Fruits 10% of the diet
Insects 40% of the diet
Meat 50% of the diet
Supplements Required Vitamin D3 calcium powder

Keeping Your Blue-Tongued Skink Healthy


Clean water should be accessible in a shallow dish created for reptiles. They are not good swimmers and can drown if they cannot get out of the water bowl. Blue tongue skinks should have enough humidity to avoid illnesses like respiratory distress or bacterial infections caused by a damp environment. A hydrometer should be used to measure the amount of humidity in the tank. They require time to settle into their new environment and should not be handled during this time.

Common Health Issues
  • Mouth rot: This is an infection of the mouth and gums. It is caused by stress, dirty conditions, and frequent soft foods.
  • Sloughing: This is an issue with shedding if the environment is not humid enough.
  • Internal parasites: This can be introduced into the body through contaminated food, substrate, or parasites from other pets.
  • Raw nose: This is caused by the blue tongue skink rubbing their nose on rough surfaces.
  • Respiratory infections: Inadequate conditions and a constant cool and damp environment causes respiratory issues.


The blue tongue skink can live for two decades under good care. It is not uncommon for them to live for 30 years if the conditions allow it. The average lifespan of the blue tongue skink is between 15 to 20 years. Their lifespan is shortened by illness or poor care in terms of habitat, heating, calcium intake, and diet.

Image Credit: PxFuel


It is quite challenging to breed blue tongue skinks and many advanced keepers struggle. The female should be at least 2 years of age before breeding, and the male over 1 year. Blue tongue skinks successfully breed, you need to introduce them to each other after a period of brumation. After which they will mate several times. The female gives birth three to five months after mating and it is generally between December and February.

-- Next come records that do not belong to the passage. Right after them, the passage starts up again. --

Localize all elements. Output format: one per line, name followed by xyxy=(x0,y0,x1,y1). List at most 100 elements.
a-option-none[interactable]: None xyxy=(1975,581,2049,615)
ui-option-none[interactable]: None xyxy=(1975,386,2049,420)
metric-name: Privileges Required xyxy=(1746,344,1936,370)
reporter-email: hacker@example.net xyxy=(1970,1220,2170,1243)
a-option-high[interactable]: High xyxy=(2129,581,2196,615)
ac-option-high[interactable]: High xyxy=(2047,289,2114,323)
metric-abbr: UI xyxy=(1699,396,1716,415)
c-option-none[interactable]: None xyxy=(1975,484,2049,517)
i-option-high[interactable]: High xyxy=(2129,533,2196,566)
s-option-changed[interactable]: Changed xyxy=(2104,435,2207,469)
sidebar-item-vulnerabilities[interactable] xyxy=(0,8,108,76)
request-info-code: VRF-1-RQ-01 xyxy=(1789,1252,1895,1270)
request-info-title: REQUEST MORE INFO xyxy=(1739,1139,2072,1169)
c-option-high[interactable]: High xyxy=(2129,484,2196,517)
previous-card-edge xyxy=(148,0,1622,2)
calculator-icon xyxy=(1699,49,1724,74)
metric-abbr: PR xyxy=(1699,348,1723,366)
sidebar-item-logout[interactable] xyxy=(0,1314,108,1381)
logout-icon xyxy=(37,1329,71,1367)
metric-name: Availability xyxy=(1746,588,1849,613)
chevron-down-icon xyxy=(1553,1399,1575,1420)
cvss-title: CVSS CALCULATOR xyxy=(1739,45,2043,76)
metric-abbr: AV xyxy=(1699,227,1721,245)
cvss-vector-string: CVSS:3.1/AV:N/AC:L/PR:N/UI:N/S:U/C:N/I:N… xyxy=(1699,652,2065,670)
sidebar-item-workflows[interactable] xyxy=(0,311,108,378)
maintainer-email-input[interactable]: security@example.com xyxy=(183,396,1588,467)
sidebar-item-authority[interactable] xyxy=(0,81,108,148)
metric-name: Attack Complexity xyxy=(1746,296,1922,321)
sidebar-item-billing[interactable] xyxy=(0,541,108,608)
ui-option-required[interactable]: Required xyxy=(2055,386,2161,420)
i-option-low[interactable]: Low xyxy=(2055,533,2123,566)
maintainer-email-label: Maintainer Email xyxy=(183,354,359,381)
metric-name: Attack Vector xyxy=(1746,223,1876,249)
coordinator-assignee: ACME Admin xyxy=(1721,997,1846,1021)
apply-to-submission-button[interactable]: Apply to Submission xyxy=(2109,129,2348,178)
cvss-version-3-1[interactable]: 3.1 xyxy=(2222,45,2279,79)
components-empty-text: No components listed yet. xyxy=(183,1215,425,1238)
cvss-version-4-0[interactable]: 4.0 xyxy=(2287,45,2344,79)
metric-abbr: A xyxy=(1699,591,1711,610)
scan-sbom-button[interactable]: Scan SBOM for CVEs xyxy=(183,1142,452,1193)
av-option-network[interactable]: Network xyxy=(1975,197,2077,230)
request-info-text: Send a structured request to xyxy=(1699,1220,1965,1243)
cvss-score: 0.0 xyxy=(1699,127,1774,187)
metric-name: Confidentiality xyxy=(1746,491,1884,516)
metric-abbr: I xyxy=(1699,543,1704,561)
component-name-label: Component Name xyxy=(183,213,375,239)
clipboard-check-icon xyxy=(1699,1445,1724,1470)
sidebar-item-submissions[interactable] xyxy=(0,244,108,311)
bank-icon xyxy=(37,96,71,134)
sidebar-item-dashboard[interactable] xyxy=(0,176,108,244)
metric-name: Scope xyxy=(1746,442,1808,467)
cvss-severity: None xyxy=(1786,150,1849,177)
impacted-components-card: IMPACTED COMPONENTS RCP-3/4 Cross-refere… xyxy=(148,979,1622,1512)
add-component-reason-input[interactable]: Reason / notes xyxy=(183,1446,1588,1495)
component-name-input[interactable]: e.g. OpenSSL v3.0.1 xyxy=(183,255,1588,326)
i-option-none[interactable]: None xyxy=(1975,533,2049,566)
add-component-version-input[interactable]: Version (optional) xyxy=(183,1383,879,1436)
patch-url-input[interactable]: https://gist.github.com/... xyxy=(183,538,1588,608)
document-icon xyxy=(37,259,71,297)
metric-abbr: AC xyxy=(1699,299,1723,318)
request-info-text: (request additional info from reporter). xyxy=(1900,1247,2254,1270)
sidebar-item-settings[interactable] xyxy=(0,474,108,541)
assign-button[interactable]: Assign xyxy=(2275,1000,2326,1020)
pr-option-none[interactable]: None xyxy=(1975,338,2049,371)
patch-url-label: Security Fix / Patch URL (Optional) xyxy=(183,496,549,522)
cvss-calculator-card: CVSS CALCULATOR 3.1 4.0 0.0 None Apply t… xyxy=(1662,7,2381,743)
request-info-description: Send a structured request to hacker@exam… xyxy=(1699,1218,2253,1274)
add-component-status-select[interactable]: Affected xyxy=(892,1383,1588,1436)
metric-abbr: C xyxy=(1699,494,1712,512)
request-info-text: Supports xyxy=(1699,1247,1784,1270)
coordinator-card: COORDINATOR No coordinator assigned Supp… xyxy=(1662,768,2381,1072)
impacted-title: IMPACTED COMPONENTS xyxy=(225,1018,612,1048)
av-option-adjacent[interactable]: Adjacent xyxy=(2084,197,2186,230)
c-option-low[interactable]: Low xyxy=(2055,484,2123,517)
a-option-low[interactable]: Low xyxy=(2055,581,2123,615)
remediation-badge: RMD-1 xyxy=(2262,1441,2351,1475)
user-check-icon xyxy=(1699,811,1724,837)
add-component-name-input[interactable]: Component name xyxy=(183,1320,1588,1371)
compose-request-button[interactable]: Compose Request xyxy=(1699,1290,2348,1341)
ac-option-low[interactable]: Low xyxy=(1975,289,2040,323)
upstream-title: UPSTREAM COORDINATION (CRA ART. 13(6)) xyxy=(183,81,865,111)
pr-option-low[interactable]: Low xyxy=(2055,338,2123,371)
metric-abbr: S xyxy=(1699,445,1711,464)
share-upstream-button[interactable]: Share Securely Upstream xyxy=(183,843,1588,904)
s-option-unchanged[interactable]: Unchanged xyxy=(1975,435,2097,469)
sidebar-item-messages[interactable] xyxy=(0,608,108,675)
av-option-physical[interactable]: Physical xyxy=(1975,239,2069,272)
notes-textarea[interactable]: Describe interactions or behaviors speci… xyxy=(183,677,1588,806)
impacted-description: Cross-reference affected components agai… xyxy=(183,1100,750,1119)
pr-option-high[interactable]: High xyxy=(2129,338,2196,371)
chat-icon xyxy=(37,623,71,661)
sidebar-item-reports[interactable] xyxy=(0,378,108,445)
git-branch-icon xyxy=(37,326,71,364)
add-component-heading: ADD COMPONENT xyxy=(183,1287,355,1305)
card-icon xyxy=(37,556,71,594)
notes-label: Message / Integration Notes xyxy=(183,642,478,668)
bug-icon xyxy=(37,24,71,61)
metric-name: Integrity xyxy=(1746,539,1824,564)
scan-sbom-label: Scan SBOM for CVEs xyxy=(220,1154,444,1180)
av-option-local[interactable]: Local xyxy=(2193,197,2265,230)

Are Blue-Tongued Skinks Friendly? Our Handling Advice

Tame blue tongue skinks are friendly and easy to handle if you do it correctly. When handling them, you should take care to support their body by placing it along your forearm and holding it on the side so that they do not jump or fall out of your arms. Blue tongue skinks should be tamed as babies to ensure they are friendly and comfortable being handled as they get older. Avoid handling your blue tongue skink if it seems overly stressed.

Now that is a blue tongue! (Image Credit: Doug Beckers, Flickr CC SA 2.0 Generic)

Shedding & Brumation: What to Expect

Blue tongue skinks brumate when their instincts allow them to. You should never force your skink to brumate in captivity as this can do more harm than good. They naturally brumate in the winter months and will sleep for longer. The blue tongue skink sheds a few times a week when they are very young, and it evens out as they mature. Once they reach adulthood, they typically shed a few times a month.

How Much Do Blue-Tongued Skinks Cost?

The Northern blue tongue skink can cost anywhere between $150 to $250 depending on where you purchase them from. Exotic pet stores generally charge less for a blue tongue skink, whereas breeders have better quality stock and will charge more. Babies and cheaper than full-grown adult blue tongue skinks. They are affordable long-term, but the initial cost of caging, supplies, and food can run from $500 to $900. The rare types of pet skinks can cost between $1,500 to $4,000 each.

Image Credit: MrsKirk72, Pixabay

Care Guide Summary

  • Friendly nature
  • Inquisitive and exploratory
  • Easy to handle
  • Prone to serious illnesses
  • Needs time to adjust to a new environment
  • Get stressed easily


The blue tongue skink is an interesting pet that many owners claim to feel a strong bond too. Since they live for such a long time, you should be prepared to care for these reptiles for a couple of decades. Ensuring that they have the best habitat, and a healthy diet will lessen your blue tongues skink chances of falling ill. With proper care, these are very rewarding pets.